Kim Neale of Character Mill and PTC THingWorx shared the experience of working with disgruntled clients who were misleadingly informed in the first instance by ever too eager companies trying to make a mark in a still too fledgling market, that AR or VR was the solution, when at the time it probably wasn’t. They are changing this client relationship experience now. Clients are looking for companies like Kim’s and all those that these women work with and have created. It’s the relationship of walking hand in hand and not just putting out your hand to get the dollars.
Many of us who have been in the industry long enough, have experienced clients who have been misled at some point in time, and it makes it hard for us, but trust is gained and relationships formed. Projects are launched and the experience of money well spent and also a clearer understanding of the production process and the results it brings, bridges the gap. It’s important to guide clients and be as transparent as possible. It’s the only way forward in such a competitive landscape.
Along with Claire Marshall an award winning creative who will be speaking at Vivid this year, Michela who was leading the fireside discussion then raised the issue of gender inequality in our creative technological landscape. It’s not a topic we want to have to discuss, it would be great if it didn’t exist but it does still, but slowly amongst software engineers, developers, technologists, creative directors, company leads, women are starting to find their place and they are there because of the thousands of hours they dedicated to their passion.
Many workplaces are now encouraging women to be part of the core leadership teams. It’s not that we do it better, we just do it and most understand the importance of nurturing fellow team members. Our male counterparts do also, but to be honest over the last 22 years, my personal experience has been to see women open doorways for others, mentoring and the spiral effect this has created.
It was a great night, and I felt honoured to be part of it, sharing my own experiences as an entrepreneur.
It’s taken me a month to finish this post, work has taken over, as it tends to, but hey we love what we do and the new people we meet as we are brought into new environments.
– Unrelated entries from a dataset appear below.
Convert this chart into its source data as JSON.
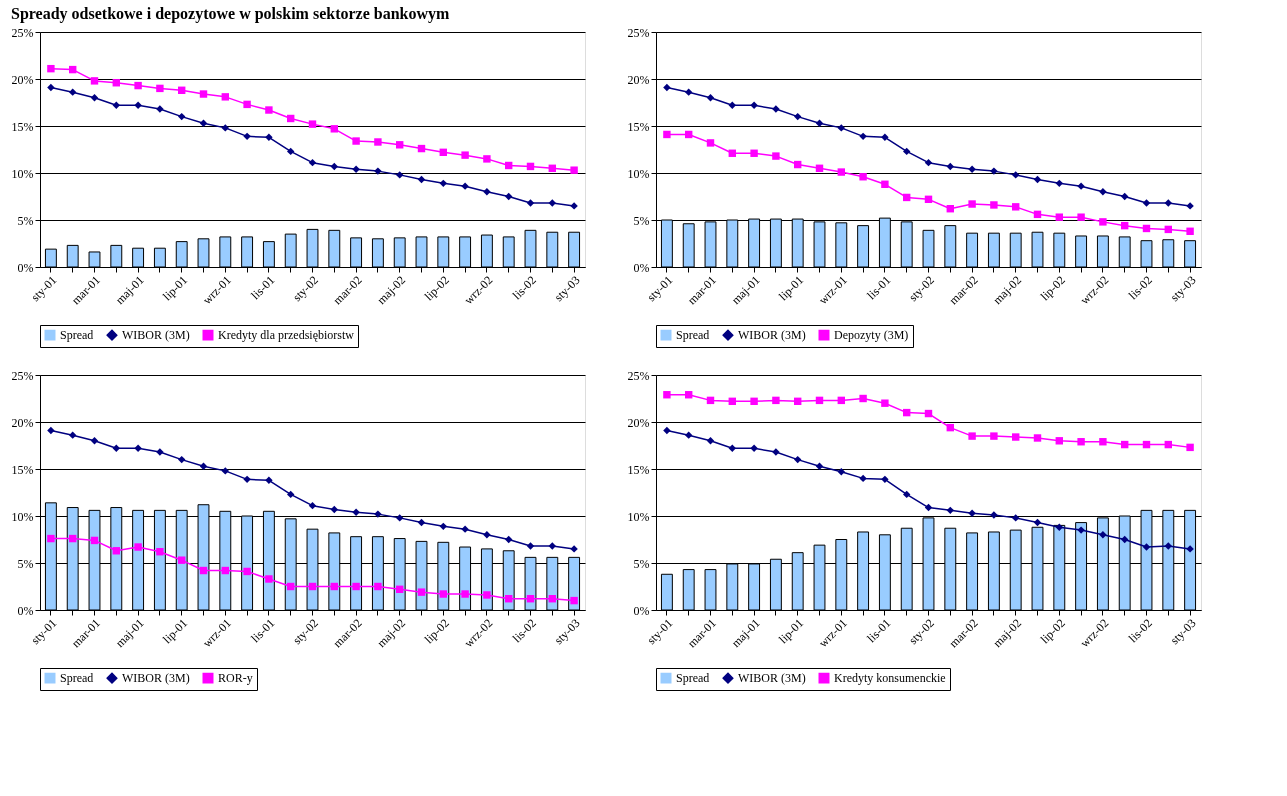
{
  "chart_data": [
    {
      "type": "bar",
      "title": "Spready odsetkowe i depozytowe w polskim sektorze bankowym",
      "categories": [
        "sty-01",
        null,
        "mar-01",
        null,
        "maj-01",
        null,
        "lip-01",
        null,
        "wrz-01",
        null,
        "lis-01",
        null,
        "sty-02",
        null,
        "mar-02",
        null,
        "maj-02",
        null,
        "lip-02",
        null,
        "wrz-02",
        null,
        "lis-02",
        null,
        "sty-03"
      ],
      "series": [
        {
          "name": "Spread",
          "type": "bar",
          "color": "#99ccff",
          "values": [
            1.9,
            2.3,
            1.6,
            2.3,
            2.0,
            2.0,
            2.7,
            3.0,
            3.2,
            3.2,
            2.7,
            3.5,
            4.0,
            3.9,
            3.1,
            3.0,
            3.1,
            3.2,
            3.2,
            3.2,
            3.4,
            3.2,
            3.9,
            3.7,
            3.7
          ]
        },
        {
          "name": "WIBOR (3M)",
          "type": "line",
          "marker": "diamond",
          "color": "#000080",
          "values": [
            19.1,
            18.6,
            18.0,
            17.2,
            17.2,
            16.8,
            16.0,
            15.3,
            14.8,
            13.9,
            13.8,
            12.3,
            11.1,
            10.7,
            10.4,
            10.2,
            9.8,
            9.3,
            8.9,
            8.6,
            8.0,
            7.5,
            6.8,
            6.8,
            6.5
          ]
        },
        {
          "name": "Kredyty dla przedsiębiorstw",
          "type": "line",
          "marker": "square",
          "color": "#ff00ff",
          "values": [
            21.1,
            21.0,
            19.8,
            19.6,
            19.3,
            19.0,
            18.8,
            18.4,
            18.1,
            17.3,
            16.7,
            15.8,
            15.2,
            14.7,
            13.4,
            13.3,
            13.0,
            12.6,
            12.2,
            11.9,
            11.5,
            10.8,
            10.7,
            10.5,
            10.3
          ]
        }
      ],
      "ylim": [
        0,
        25
      ],
      "yticks": [
        {
          "value": 0,
          "label": "0%"
        },
        {
          "value": 5,
          "label": "5%"
        },
        {
          "value": 10,
          "label": "10%"
        },
        {
          "value": 15,
          "label": "15%"
        },
        {
          "value": 20,
          "label": "20%"
        },
        {
          "value": 25,
          "label": "25%"
        }
      ],
      "grid": "y",
      "legend": "bottom"
    },
    {
      "type": "bar",
      "categories": [
        "sty-01",
        null,
        "mar-01",
        null,
        "maj-01",
        null,
        "lip-01",
        null,
        "wrz-01",
        null,
        "lis-01",
        null,
        "sty-02",
        null,
        "mar-02",
        null,
        "maj-02",
        null,
        "lip-02",
        null,
        "wrz-02",
        null,
        "lis-02",
        null,
        "sty-03"
      ],
      "series": [
        {
          "name": "Spread",
          "type": "bar",
          "color": "#99ccff",
          "values": [
            5.0,
            4.6,
            4.8,
            5.0,
            5.1,
            5.1,
            5.1,
            4.8,
            4.7,
            4.4,
            5.2,
            4.8,
            3.9,
            4.4,
            3.6,
            3.6,
            3.6,
            3.7,
            3.6,
            3.3,
            3.3,
            3.2,
            2.8,
            2.9,
            2.8
          ]
        },
        {
          "name": "WIBOR (3M)",
          "type": "line",
          "marker": "diamond",
          "color": "#000080",
          "values": [
            19.1,
            18.6,
            18.0,
            17.2,
            17.2,
            16.8,
            16.0,
            15.3,
            14.8,
            13.9,
            13.8,
            12.3,
            11.1,
            10.7,
            10.4,
            10.2,
            9.8,
            9.3,
            8.9,
            8.6,
            8.0,
            7.5,
            6.8,
            6.8,
            6.5
          ]
        },
        {
          "name": "Depozyty (3M)",
          "type": "line",
          "marker": "square",
          "color": "#ff00ff",
          "values": [
            14.1,
            14.1,
            13.2,
            12.1,
            12.1,
            11.8,
            10.9,
            10.5,
            10.1,
            9.6,
            8.8,
            7.4,
            7.2,
            6.2,
            6.7,
            6.6,
            6.4,
            5.6,
            5.3,
            5.3,
            4.8,
            4.4,
            4.1,
            4.0,
            3.8
          ]
        }
      ],
      "ylim": [
        0,
        25
      ],
      "yticks": [
        {
          "value": 0,
          "label": "0%"
        },
        {
          "value": 5,
          "label": "5%"
        },
        {
          "value": 10,
          "label": "10%"
        },
        {
          "value": 15,
          "label": "15%"
        },
        {
          "value": 20,
          "label": "20%"
        },
        {
          "value": 25,
          "label": "25%"
        }
      ],
      "grid": "y",
      "legend": "bottom"
    },
    {
      "type": "bar",
      "categories": [
        "sty-01",
        null,
        "mar-01",
        null,
        "maj-01",
        null,
        "lip-01",
        null,
        "wrz-01",
        null,
        "lis-01",
        null,
        "sty-02",
        null,
        "mar-02",
        null,
        "maj-02",
        null,
        "lip-02",
        null,
        "wrz-02",
        null,
        "lis-02",
        null,
        "sty-03"
      ],
      "series": [
        {
          "name": "Spread",
          "type": "bar",
          "color": "#99ccff",
          "values": [
            11.4,
            10.9,
            10.6,
            10.9,
            10.6,
            10.6,
            10.6,
            11.2,
            10.5,
            10.0,
            10.5,
            9.7,
            8.6,
            8.2,
            7.8,
            7.8,
            7.6,
            7.3,
            7.2,
            6.7,
            6.5,
            6.3,
            5.6,
            5.6,
            5.6
          ]
        },
        {
          "name": "WIBOR (3M)",
          "type": "line",
          "marker": "diamond",
          "color": "#000080",
          "values": [
            19.1,
            18.6,
            18.0,
            17.2,
            17.2,
            16.8,
            16.0,
            15.3,
            14.8,
            13.9,
            13.8,
            12.3,
            11.1,
            10.7,
            10.4,
            10.2,
            9.8,
            9.3,
            8.9,
            8.6,
            8.0,
            7.5,
            6.8,
            6.8,
            6.5
          ]
        },
        {
          "name": "ROR-y",
          "type": "line",
          "marker": "square",
          "color": "#ff00ff",
          "values": [
            7.6,
            7.6,
            7.4,
            6.3,
            6.7,
            6.2,
            5.3,
            4.2,
            4.2,
            4.1,
            3.3,
            2.5,
            2.5,
            2.5,
            2.5,
            2.5,
            2.2,
            1.9,
            1.7,
            1.7,
            1.6,
            1.2,
            1.2,
            1.2,
            1.0
          ]
        }
      ],
      "ylim": [
        0,
        25
      ],
      "yticks": [
        {
          "value": 0,
          "label": "0%"
        },
        {
          "value": 5,
          "label": "5%"
        },
        {
          "value": 10,
          "label": "10%"
        },
        {
          "value": 15,
          "label": "15%"
        },
        {
          "value": 20,
          "label": "20%"
        },
        {
          "value": 25,
          "label": "25%"
        }
      ],
      "grid": "y",
      "legend": "bottom"
    },
    {
      "type": "bar",
      "categories": [
        "sty-01",
        null,
        "mar-01",
        null,
        "maj-01",
        null,
        "lip-01",
        null,
        "wrz-01",
        null,
        "lis-01",
        null,
        "sty-02",
        null,
        "mar-02",
        null,
        "maj-02",
        null,
        "lip-02",
        null,
        "wrz-02",
        null,
        "lis-02",
        null,
        "sty-03"
      ],
      "series": [
        {
          "name": "Spread",
          "type": "bar",
          "color": "#99ccff",
          "values": [
            3.8,
            4.3,
            4.3,
            4.9,
            4.9,
            5.4,
            6.1,
            6.9,
            7.5,
            8.3,
            8.0,
            8.7,
            9.8,
            8.7,
            8.2,
            8.3,
            8.5,
            8.8,
            9.0,
            9.3,
            9.8,
            10.0,
            10.6,
            10.6,
            10.6
          ]
        },
        {
          "name": "WIBOR (3M)",
          "type": "line",
          "marker": "diamond",
          "color": "#000080",
          "values": [
            19.1,
            18.6,
            18.0,
            17.2,
            17.2,
            16.8,
            16.0,
            15.3,
            14.7,
            14.0,
            13.9,
            12.3,
            10.9,
            10.6,
            10.3,
            10.1,
            9.8,
            9.3,
            8.8,
            8.5,
            8.0,
            7.5,
            6.7,
            6.8,
            6.5
          ]
        },
        {
          "name": "Kredyty konsumenckie",
          "type": "line",
          "marker": "square",
          "color": "#ff00ff",
          "values": [
            22.9,
            22.9,
            22.3,
            22.2,
            22.2,
            22.3,
            22.2,
            22.3,
            22.3,
            22.5,
            22.0,
            21.0,
            20.9,
            19.4,
            18.5,
            18.5,
            18.4,
            18.3,
            18.0,
            17.9,
            17.9,
            17.6,
            17.6,
            17.6,
            17.3
          ]
        }
      ],
      "ylim": [
        0,
        25
      ],
      "yticks": [
        {
          "value": 0,
          "label": "0%"
        },
        {
          "value": 5,
          "label": "5%"
        },
        {
          "value": 10,
          "label": "10%"
        },
        {
          "value": 15,
          "label": "15%"
        },
        {
          "value": 20,
          "label": "20%"
        },
        {
          "value": 25,
          "label": "25%"
        }
      ],
      "grid": "y",
      "legend": "bottom"
    }
  ]
}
If you want to read more about the evening AIT wrote an insightful piece http://ait.edu.au/blog/women-in-ar-vr
To all who are entering into these amazing new storytelling interactive creative environments of AR and VR, reach out and ask for help when you need it – there are always people willing to share and support. Don’t stop your vision because you get stuck. At MOD Productions they encourage this and Michela and her crew are certainly people one can trust and they are pioneers in this space. But I can also say this of all the women listed in this post.